We never read Summer of My German Soldier in class (honestly, what did we read?), nor have I seen the movie, so this Open Road edition from Netgalley was brand new to me. I hadn’t realized the main character and narrator of the story, Patty, was so young (12); my first assumption was that she was old enough for this to be a more common sort of love story.
It’s not what I was anticipating, but despite her youth, it is a love story, of a sort, or of several sorts. It involves Patty’s love for her sister, against all odds: it would have been less surprising to me if she had loathed Sharon for being the apple of their parents’ eyes by simply existing. (What were the first five years of Patty’s life, pre-Sharon, like, I wonder?) Patty’s love for – or desire to love – her parents, against even greater odds. The housekeeper/nanny Ruth’s genuine affection for Patty, and her staunch position on Patty’s side no matter what. Anton Reiker, the German Soldier, is part of that facet; his point of view is not only as a grateful recipient of her help but as someone who sees what the rest of her life is doing to her. His and Ruth’s interaction with Patty reminded me of Aibilene from The Help, constantly telling the browbeaten little girl “You is kind, you is smart, you is good…” – trying desperately to counteract the inevitable result of the horrible combination of intentional and unintentional abuse by the parents. Trying to provide a life raft in a sea of self-hatred.
There is, to be honest, a lot not to like about Patty, at first glance – which is what makes her a compelling character. She – a Jewish girl – decides to aid an escaped German POW purely based on the fact that he was friendly to her, was attractive, and spoke excellent English, and that she was instantly infatuated with him (without really knowing how to express that, even to herself); for all she knew, actually knew, he could have been the deepest-dyed Nazi there ever was. A sheltered and affection-starved twelve-year old isn’t exactly the judge of character I’d want to rely on in this situation. In fact, from the little bit I know about Nazi espionage techniques, Reiker is the sort of man most prized by the SS: able to speak unaccented English, plausible and friendly-seeming… My hair stood on end a bit thinking about it. She could have caused unspeakable damage with one thoughtless act.

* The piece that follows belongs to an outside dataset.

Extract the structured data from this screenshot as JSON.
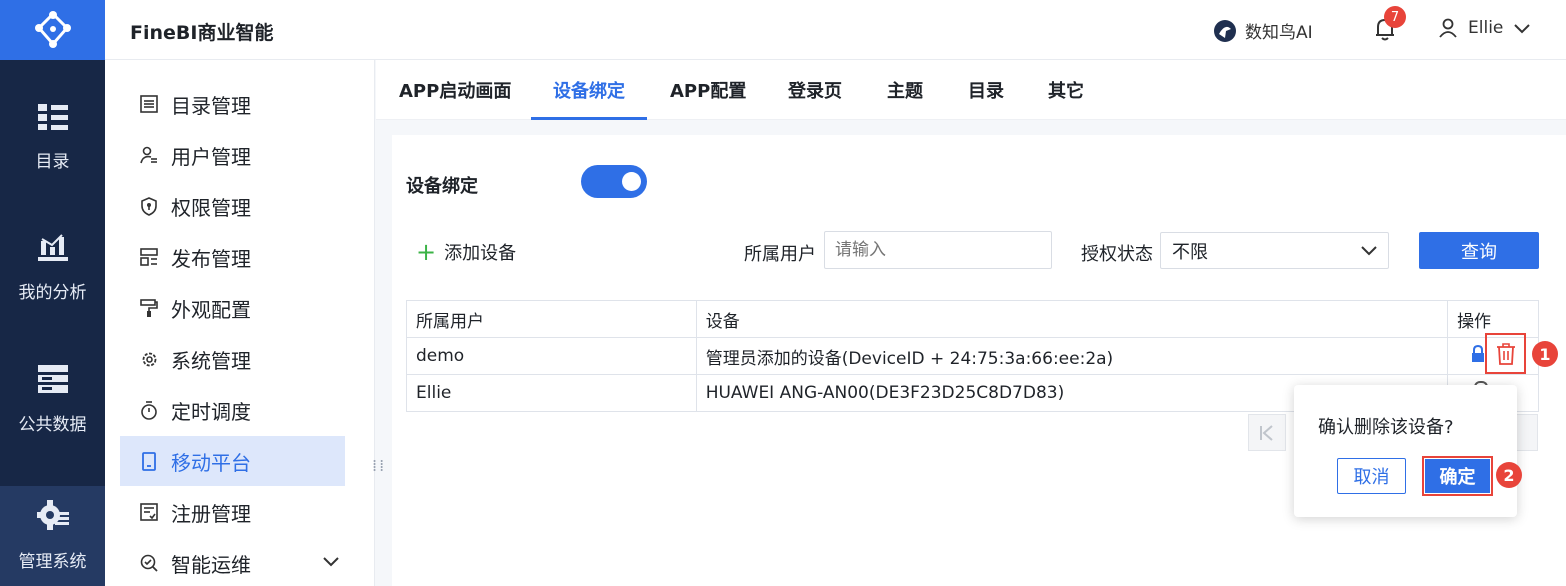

Also, of course, her constant lies are off-putting, and a little alarming, but in the context of her pitiable desperation to do something, anything to finally reach her parents’ hearts they make sense. It seems to be an almost instinctual response to almost any situation – one which, hopefully, she can outgrow.
The introduction – exclusive to the Open Road edition, I think – talks about Bette Greene’s parents’ reaction to the book. “Couldn’t you at least have waited till we were dead?” She apparently either evaded the question or denied outright that she and Patty were one and the same; however, her parents evidently recognized enough of themselves in the narrative to be defensive and outraged. They weren’t brought to shame about their behavior, but were instead – as always – put out with their daughter that she had not had more consideration for them. I’ve encountered Eeeevil Parents in a couple of books lately, and sighed over them, wanting more depth to make them realistic … in Patty’s parents the lack of depth is partly down to the story being told by a twelve-year-old. She had no way of knowing any kind of motivation for how they treated her, no way to fathom the psychology. She doesn’t look for excuses for them – she simply shoulders the responsibility for it (she’s not a good person) and tries to make amends. It’s horrifying.
Looking over what I’ve written I see variations on the word “desperate” popping up. And for a brief book written in a fairly light tone, centered around the suburban life of a twelve-year-old merchant’s daughter in 20th century Alabama, there is a wrenching amount of desperation running all through it. Reiker does not escape because he wants to meet up with saboteurs (we hope), but because the confinement was pressing upon him, and he needed freedom. Ruth is, on surface, what the Scots call sonsy; she is the mammy archetype of the middle-aged black servant who actually looks after the white folks’ children – but at least one of these white folks’ children is in a bad way, and she has a son of her own who is at hazard. Hers is, too, the constant worry of her race and position in her time and place. Patty sees her mother as the consummate salesperson, able to sell ice to an Eskimo, but the little scene we are shown (of a poor farmer’s wife being cozened into buying not only the dress she was looking at but an ugly hat as well) is almost heartbreaking in its sordidness: the mother’s eagerness to wring another dollar out of someone who can’t afford it but who is almost as thirsty for praise as Patty; the false praise being heaped on this stranger when Patty would, literally, do anything for a kind word.
Love and desperation. It packs a punch that surprised me, this little book.